Market penetration of supply-chain management is only at 10% globally according to McKinsey, and only 30% of businesses worldwide have supply-chain financing computing according to Deloitte. Prevalently in the world, there is a lag between payment to buyers from suppliers, which was due to the financial crisis in the 1990s as companies tried to stretch internal resources. Supply-chain management can help improve the cashflow between suppliers and buyers by making payments fast and convenient for buyers.  Fortunately, companies are realizing these benefits, and supply-chain financing is growing. Fintech firms are driving this growth due to the ease of the platforms they offer.

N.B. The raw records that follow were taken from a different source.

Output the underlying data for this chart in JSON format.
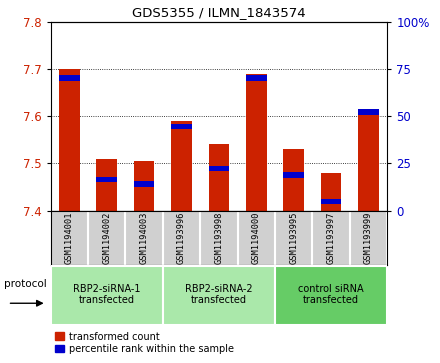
{
  "title": "GDS5355 / ILMN_1843574",
  "samples": [
    "GSM1194001",
    "GSM1194002",
    "GSM1194003",
    "GSM1193996",
    "GSM1193998",
    "GSM1194000",
    "GSM1193995",
    "GSM1193997",
    "GSM1193999"
  ],
  "red_values": [
    7.7,
    7.51,
    7.505,
    7.59,
    7.54,
    7.69,
    7.53,
    7.48,
    7.605
  ],
  "blue_values": [
    7.675,
    7.46,
    7.45,
    7.572,
    7.483,
    7.675,
    7.47,
    7.413,
    7.603
  ],
  "ylim_left": [
    7.4,
    7.8
  ],
  "ylim_right": [
    0,
    100
  ],
  "yticks_left": [
    7.4,
    7.5,
    7.6,
    7.7,
    7.8
  ],
  "yticks_right": [
    0,
    25,
    50,
    75,
    100
  ],
  "ytick_labels_right": [
    "0",
    "25",
    "50",
    "75",
    "100%"
  ],
  "groups": [
    {
      "label": "RBP2-siRNA-1\ntransfected",
      "start": 0,
      "end": 3,
      "color": "#aae8aa"
    },
    {
      "label": "RBP2-siRNA-2\ntransfected",
      "start": 3,
      "end": 6,
      "color": "#aae8aa"
    },
    {
      "label": "control siRNA\ntransfected",
      "start": 6,
      "end": 9,
      "color": "#66cc66"
    }
  ],
  "protocol_label": "protocol",
  "bar_width": 0.55,
  "baseline": 7.4,
  "red_color": "#cc2200",
  "blue_color": "#0000cc",
  "gray_color": "#d0d0d0",
  "legend_red_label": "transformed count",
  "legend_blue_label": "percentile rank within the sample"
}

Fintech firms are shortening payments by paying sellers on behalf of buyers. Once a buyer approves of an invoice, it is sent to the fintech lender, who then pays the supplier at the agreed date. The fintech lenders are also able to pay buyers on a earlier date less a discount, which are minute due to low interest rates, short financing periods, and risks only associated with the market. Although banks offer this kind of financing, fintech firms are able to help out smaller businesses, meeting the need of the growing market.

How Fintech Firms are Helping to Revolutionize Supply-Chain Management 

One thought on “How Fintech Firms are Helping to Revolutionize Supply-Chain Management”

  1. This is interesting given the fact that supply chain is a big part of businesses worldwide. I definitely think that by improving the supply chain, especially through FinTech, more companies are able to focus on the content of the business, rather than daily operations (such as operations between buyers and sellers as mentioned).